Usually foreplay should last a little longer, but today it’s straight to the hurtin’ and squirtin’. We already know that the new Vatican Shadow album Remember Your Black Day will be airdropped upon the previously unsuspecting world come October. The question on everyone’s lips now is, “What will it sound like?” Are we in for more of the reliable VS doom, dirt, and beats? How consistent can an artist be before people start to get bored and want novelty beyond new track titles obliquely referencing world events?
The good people at Fabric have an answer in the form of “Contractor Corpses Hung Over the Euphrates River.” This is Vatican Shadow in true form, back with the dust-caked synths to bring oppressive, Middle Eastern heat to your living space. Consistency is great, and this is endless entertainment at its finest, but where is the fire of a VS live performance? At what point does the seething resentment of this messy modern world spill over into the kind of rhythms that can pound you to your knees on a dance floor while forcing a view of modern warfare and politics in front of your face?
Maybe it is here, buried a little deeper? Maybe it’s on the accompanying When You Are Crawling EP that’s been scuttlebutting about. The best thing to do when you’re crawling is try to figure out how many drinks you have had and find the nearest unoccupied toilet. Sounds like a helluva night. Keep your fingers crossed that that is what’s in store for Vatican Shadow followers.
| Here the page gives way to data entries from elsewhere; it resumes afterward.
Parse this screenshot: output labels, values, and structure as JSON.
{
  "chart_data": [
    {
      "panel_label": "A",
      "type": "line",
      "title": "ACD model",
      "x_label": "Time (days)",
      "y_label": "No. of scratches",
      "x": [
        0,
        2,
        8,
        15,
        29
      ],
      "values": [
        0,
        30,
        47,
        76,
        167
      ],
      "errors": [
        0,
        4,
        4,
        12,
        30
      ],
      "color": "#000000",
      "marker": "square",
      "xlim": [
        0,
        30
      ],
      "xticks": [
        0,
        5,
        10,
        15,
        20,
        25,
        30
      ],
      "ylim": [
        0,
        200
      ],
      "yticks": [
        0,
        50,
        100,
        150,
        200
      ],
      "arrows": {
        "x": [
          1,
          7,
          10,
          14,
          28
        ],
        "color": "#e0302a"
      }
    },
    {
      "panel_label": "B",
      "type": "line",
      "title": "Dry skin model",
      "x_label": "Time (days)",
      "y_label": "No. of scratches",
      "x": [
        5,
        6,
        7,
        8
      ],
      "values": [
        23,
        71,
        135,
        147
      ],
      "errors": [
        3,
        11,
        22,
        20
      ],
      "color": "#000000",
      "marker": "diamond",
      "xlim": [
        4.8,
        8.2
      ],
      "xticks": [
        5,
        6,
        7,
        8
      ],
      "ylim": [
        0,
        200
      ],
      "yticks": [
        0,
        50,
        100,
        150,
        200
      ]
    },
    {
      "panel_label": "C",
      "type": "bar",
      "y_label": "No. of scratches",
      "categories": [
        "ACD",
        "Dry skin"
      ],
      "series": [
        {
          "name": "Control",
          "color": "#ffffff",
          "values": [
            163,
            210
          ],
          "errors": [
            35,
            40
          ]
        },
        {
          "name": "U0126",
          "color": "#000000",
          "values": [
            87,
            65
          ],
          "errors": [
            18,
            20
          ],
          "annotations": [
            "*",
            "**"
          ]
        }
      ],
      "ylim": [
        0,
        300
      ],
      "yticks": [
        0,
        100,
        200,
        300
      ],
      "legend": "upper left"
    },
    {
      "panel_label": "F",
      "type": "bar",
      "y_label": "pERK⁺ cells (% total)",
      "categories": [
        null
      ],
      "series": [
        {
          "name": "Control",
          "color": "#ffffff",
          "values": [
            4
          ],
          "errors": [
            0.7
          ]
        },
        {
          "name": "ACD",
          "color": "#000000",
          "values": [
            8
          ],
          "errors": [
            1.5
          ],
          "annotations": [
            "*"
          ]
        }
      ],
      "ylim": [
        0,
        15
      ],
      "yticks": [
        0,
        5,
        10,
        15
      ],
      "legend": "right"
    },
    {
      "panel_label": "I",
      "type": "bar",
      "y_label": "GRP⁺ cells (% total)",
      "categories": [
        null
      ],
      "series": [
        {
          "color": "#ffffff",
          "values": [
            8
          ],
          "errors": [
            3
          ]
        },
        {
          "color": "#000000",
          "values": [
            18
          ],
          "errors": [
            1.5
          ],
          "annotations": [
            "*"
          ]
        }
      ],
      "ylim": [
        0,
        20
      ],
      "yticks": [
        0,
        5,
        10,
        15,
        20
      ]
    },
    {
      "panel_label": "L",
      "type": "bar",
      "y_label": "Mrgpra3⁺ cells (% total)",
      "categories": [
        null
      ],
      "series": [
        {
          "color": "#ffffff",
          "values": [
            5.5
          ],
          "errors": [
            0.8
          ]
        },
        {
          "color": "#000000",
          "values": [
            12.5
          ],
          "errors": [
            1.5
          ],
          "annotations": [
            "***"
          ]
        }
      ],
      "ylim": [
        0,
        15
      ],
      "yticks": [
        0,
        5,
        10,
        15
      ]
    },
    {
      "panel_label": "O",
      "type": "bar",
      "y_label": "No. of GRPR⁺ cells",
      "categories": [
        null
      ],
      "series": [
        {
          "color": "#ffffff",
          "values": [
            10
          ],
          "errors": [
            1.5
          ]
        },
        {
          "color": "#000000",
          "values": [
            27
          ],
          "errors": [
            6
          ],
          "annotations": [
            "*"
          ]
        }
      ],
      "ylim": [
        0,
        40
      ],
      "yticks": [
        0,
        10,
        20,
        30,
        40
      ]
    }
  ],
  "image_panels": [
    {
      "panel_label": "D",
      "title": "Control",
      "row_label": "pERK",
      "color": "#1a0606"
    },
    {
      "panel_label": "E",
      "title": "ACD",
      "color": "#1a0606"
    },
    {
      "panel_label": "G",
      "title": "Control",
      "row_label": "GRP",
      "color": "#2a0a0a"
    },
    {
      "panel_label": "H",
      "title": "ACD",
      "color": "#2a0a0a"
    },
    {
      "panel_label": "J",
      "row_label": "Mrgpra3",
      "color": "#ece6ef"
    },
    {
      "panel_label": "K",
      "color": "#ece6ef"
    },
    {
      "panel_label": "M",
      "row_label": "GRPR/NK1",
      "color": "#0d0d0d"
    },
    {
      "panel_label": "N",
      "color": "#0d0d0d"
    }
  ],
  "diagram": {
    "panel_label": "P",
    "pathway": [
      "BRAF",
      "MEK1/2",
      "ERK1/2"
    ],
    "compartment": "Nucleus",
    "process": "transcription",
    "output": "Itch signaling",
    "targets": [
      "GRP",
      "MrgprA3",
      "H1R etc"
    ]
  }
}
For now, just put this track on repeat and let the future crawl and/or boogie towards you.
• Hospital Productions: http://hospitalproductions.net
Kyle Bobby Dunn
“Boring Foothills of Foot Fetishville”
Is it pearls or
Evening mist, or my tears?”
– Hakushū Kitahara
It’s raining in Queens, NY; sadly it is 2013, and I am still struggling to write about Kyle Bobby Dunn. Since failing to review A Young Person’s Guide to Kyle Bobby Dunn in 2010, and since having interviewed Dunn for some graduate work I abandoned earlier this year, I have written maybe four sentences about his work in total, all of which were placed within a parenthetical (where many words, caked in the author’s ego, should probably remain, if only for their subject’s sake): a mere aside to the one point ever unspoken —err, unspeakable.
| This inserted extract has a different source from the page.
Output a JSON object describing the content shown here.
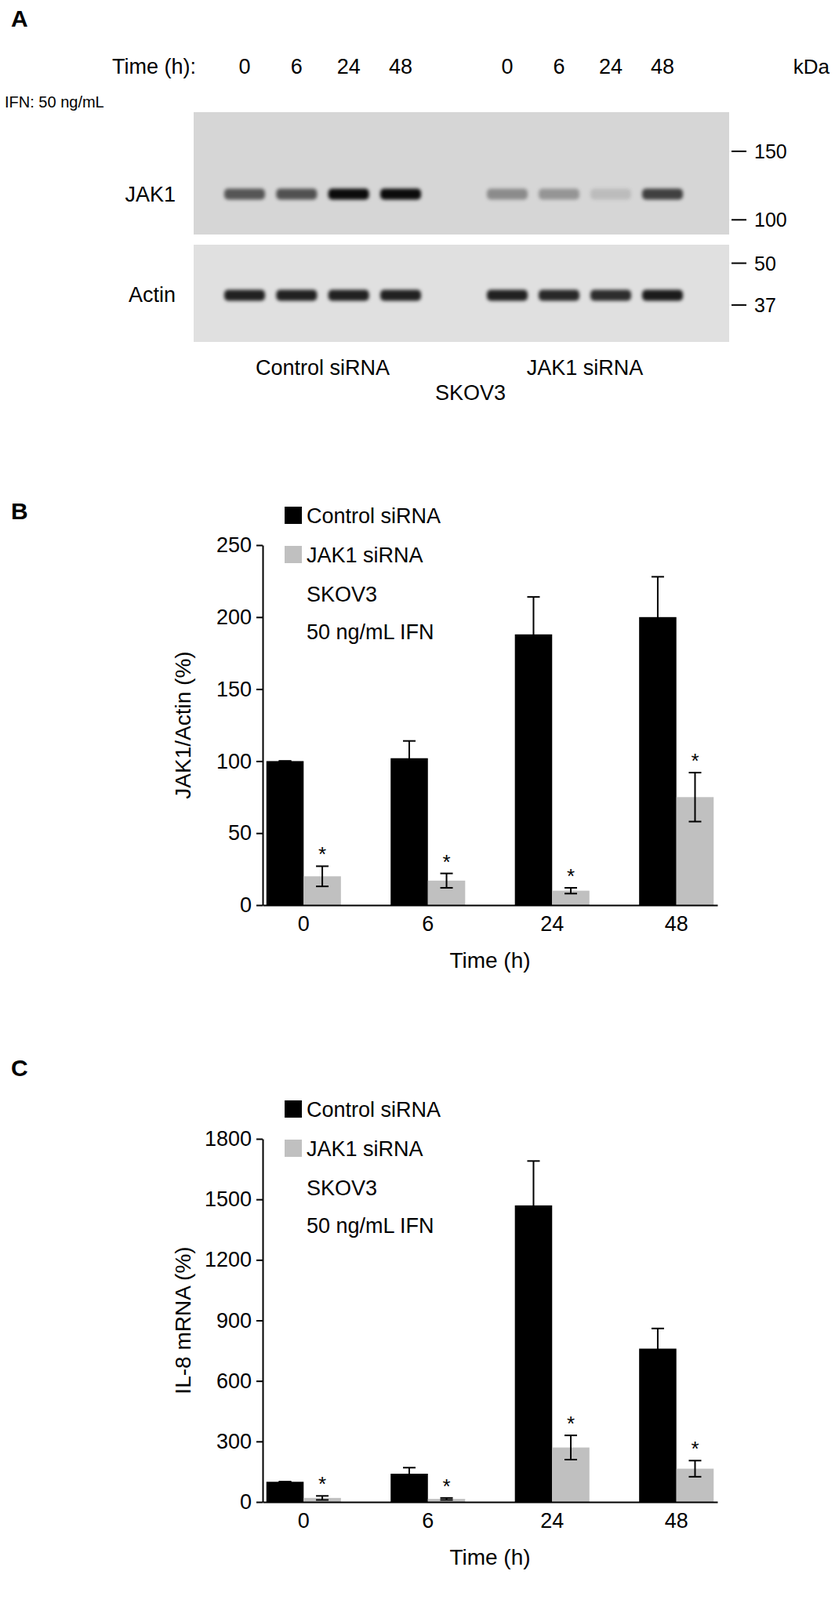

(When I was 16 and living in the suburbs of Las Vegas, I worked in the dairy refrigerator of a Vons supermarket. I liked it because it was quiet and the work was simple. Plus, the process of freezing — going from wild stream to ice cube, from the playfully interrogative is it? to the dull solidity of it is — bothered me. Why I prefer a refrigerator to a freezer. Let milk be milk, I say, all questions about it. In the afternoon, from behind the chilled doors, I looked out at shopping families. Observant children sometimes waved somewhat absently, as if unsure I was really there, knocking over innumerable yogurts. I would smile at them from behind my milk-rack veil. If a coworker entered the refrigerator, my world, I invariably felt as though I had done something wrong. Smiling at children like that.)